COMMENTARY | Peggy Noonan published an eloquent tribute in the Wall Street Journal to Scott Carpenter, one of the original seven Mercury astronauts, who recently died. She also delved into the larger implications of the death of an American hero.
“But what an era of dynamism, of breaking through, of pushing out, of daring. The space program gave us a forward-looking attitude, a sense we could do anything in any area. Especially if you were a kid, as I was, age 11, when Carpenter flew. What a gift it was to be young then-America blasting off, the Yankees or the Dodgers always winning. No one cared about government-what bliss-but to the extent we had one it seemed to work. Respectable people like Dwight Eisenhower were in charge, and then, in ’61, the glamour of the Kennedys. People were getting TVs. A whole new way to waste time! But also something else, our culture showing itself to itself, and it didn’t look so bad, especially, again, if you were young.

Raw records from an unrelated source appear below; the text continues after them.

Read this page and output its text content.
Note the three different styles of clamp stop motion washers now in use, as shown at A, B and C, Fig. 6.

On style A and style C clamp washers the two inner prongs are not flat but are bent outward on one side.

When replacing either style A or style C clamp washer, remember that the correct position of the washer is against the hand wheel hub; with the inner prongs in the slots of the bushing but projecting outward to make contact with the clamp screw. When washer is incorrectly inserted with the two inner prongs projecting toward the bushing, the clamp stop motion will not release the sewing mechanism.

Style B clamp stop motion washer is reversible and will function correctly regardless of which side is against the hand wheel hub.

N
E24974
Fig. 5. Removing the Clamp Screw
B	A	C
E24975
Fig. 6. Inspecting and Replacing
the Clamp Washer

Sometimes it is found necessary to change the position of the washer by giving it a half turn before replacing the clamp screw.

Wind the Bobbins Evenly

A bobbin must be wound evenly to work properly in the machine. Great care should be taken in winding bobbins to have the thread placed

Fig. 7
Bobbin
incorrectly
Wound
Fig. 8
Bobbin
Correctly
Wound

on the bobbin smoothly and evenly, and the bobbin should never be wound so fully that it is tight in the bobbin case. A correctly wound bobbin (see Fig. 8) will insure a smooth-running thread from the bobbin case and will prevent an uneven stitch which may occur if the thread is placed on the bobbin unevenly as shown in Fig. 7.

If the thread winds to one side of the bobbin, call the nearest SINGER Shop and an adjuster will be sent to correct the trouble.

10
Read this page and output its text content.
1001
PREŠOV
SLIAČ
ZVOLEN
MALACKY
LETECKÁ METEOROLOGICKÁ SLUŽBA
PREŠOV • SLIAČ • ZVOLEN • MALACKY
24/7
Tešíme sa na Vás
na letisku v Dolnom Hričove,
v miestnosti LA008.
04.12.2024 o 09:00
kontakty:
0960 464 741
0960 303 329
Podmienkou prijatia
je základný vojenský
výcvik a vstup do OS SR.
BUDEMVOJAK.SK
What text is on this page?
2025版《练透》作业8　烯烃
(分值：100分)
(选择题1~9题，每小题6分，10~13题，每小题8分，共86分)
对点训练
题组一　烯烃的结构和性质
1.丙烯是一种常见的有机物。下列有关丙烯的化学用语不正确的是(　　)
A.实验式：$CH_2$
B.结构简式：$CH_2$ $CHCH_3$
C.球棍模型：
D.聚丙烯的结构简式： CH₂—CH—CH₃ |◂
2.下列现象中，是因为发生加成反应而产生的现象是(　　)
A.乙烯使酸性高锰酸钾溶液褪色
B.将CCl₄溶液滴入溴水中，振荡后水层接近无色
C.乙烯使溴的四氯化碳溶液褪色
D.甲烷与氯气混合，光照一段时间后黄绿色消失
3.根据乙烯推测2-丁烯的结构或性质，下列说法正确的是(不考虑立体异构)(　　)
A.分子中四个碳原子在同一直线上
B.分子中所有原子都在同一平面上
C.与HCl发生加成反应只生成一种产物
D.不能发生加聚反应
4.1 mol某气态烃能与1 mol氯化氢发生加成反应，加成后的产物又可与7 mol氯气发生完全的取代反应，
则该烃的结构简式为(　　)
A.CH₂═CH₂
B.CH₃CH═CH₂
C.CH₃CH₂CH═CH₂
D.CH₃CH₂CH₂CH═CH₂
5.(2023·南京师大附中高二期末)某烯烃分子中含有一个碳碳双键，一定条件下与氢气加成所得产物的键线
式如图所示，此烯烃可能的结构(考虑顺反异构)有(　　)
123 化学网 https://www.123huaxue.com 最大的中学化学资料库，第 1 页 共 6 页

“But the point is the era. It was big, expansive, it was pushing against limits, even against gravity. Now we have shutdowns, ceilings, chained CPIs-it’s all limits. The head of NASA talks about greenhouse gases.”
The space program, especially in the 1960s, was the government program that worked. President Kennedy said we would put a man on the moon and return him safely to the Earth and it was done. It was too bad that America abandoned that heroism just as the goal was reached. Someone should write a book about what might have been otherwise.
In any case, Noonan has a solution.
“I don’t know who the next American president is, but I know who the next great American president is-someone who remembers and can marshal and bring forth the mood of the old America: ‘Liftoff, we have liftoff.’ ‘We will do it.’ ‘Endless horizons.’ ‘Home of the brave.’ Great nations run on spirit. The next great one will know that.”
Noonan may not remember that during the 2012 campaign, Newt Gingrich tried something like that with his lunar base proposal. Mitt Romney, the eventual nominee, buried the idea in ridicule. Gingrich was uncharacteristically inarticulate in defending the idea. Romney went on to win the nomination and then lose the general election. There must be a lesson inherent in that.
The takeaway is that Noonan is certainly right about the next great president, but he or she had better be able to counter the cynical naysayers if making a proposal to push back the high frontier once again. That too might make a cool story.